# Looking to buy 1990 maxima,i need expert advice on what to look for,common problems??



## BIGPETEROCK29 (Dec 10, 2004)

WATS UP GUYS.i have a simple question before i buy this car.i found myself a 1990 Maxima GXE.it has 173,000 miles.guy is asking $1700,i got him down to $1400,it started up right away.underneath the hood is clean everything works,except for electrical all ok.full power when you shift the tranny.no body damage at all.no rust at all.which impressed me for a 15 year old car in general.title is clean.im wondering how reliable would you experts think this maxima is.would i have any common problems to look out for.if anyone would know,you boys and girls will.i need a reliable car that i can take immaculate care of and it will love me right back.please fellas im looking for some expert advice by maxima lovers. :cheers: thanx ahead of timee


----------



## bc11 (Mar 3, 2005)

*Nissan problems*

Hi, I bought a 91 max for my daughter a couple years ago with about 173K on it. At 200K the engine overheated and you can read my posts on that. The car has generally run like a top. I have replaced all the window regulators. I've read where that is a common problem but I also don't know if the kids are playing with the power windows or not. She lets the other kids really trash up her car. I found a source in CA for about $70 apiece. One broke again on a rear window and I just cut some tin shims to hold the window up and unplugged the regulator. It is always the wire getting ratnested and the motors have been ok. 

I've replaced the brakes which is normal maintenance. When I bought it, the boots on the cv joints were broken and I finallly replaced those when one side started making a grinding noise while cornering. They lasted a long time (about 15K) before it started making noise. Unfortunately, I didn't know this car had anti-lock brakes until after I bought 2 new half shafts for a car without anti-lock brakes. I had a heck of a time getting the right side one on but figured out it had anti-lock brakes when the dash light came on the first time we drove afterwards. (oh well, live and learn, the parts guy asked if it was anti-lock and I said no. I now know that the manifold along the fender with all the metal brake lines coming into it is the anti-lock system). 

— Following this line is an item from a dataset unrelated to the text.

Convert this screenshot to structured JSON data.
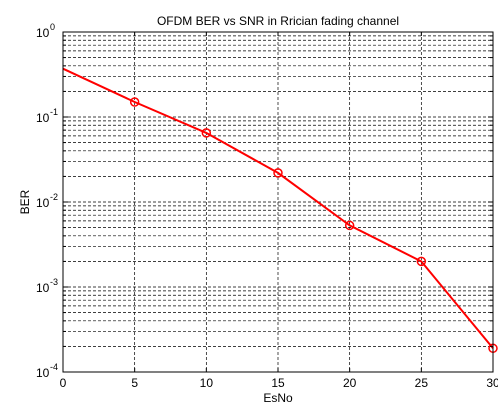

I did have the railing on the sun roof break. I finally got it close again and have forbidden its use. It is too much trouble to try to fix on this car. as you have to take the whole ceiling cover down and I've never done that before.

It also has some paint fading problems in places on the hood and fenders. Other than those issues. it has been a good school car.


----------



## BIGPETEROCK29 (Dec 10, 2004)

*THANX,found out more info on this maxima.*

hi bc11,thanx very much for the information,i really do appreciate it.i carfaxed this maxima im looking to buy,and found out it was purchased and has been a pennsylvania car since brand new.which means to me that this car has 173,000 HIGHWAY miles :hal: .so the engine is probally in excellent condition.im going to look at it today and test drive it,have my friend who knows alot about foreign cars take a look at it for me.im confident in the car,cause i know many people who have has this model maxima and got many,many solid years out of it.keep coming with the info guys,its greatly appreciated.thanxxx


----------



## bc11 (Mar 3, 2005)

Well, good luck with it. I don't know about the highway mile issue. It probably also has a lot of in town miles. You didn't say if the car came from the city of Philly, the mountains of Pittsburg, or the hills around Gettysburg, but don't attach too much to the highway mile issue. Just look to see if it is burning oil or blowing blue smoke indicative of an oil burner. With it running, pull the oil cap to see if it there is any blowby with smoke coming back out. The best thing is to do a compression check if you want to spend the money. You can test it by driving it though. Have someone behind you so that whenever you floor it they can see if it blows out any smoke. Listen for any ticking, tapping or other strange noises or clattering around the cam shafts. If this clatters alot you may not want it (the camshaft bearings may be bad). Also check the cv boots for tears.

I'm not afraid of that high of mileage, it could last a long time or quit tomorrow. You just have the usual issues with changing brakes, starters, alternators, and the other stuff that breaks. I've also found that old japanese plastic parts become brittle with age and break easily such as around the engine and the interior.


----------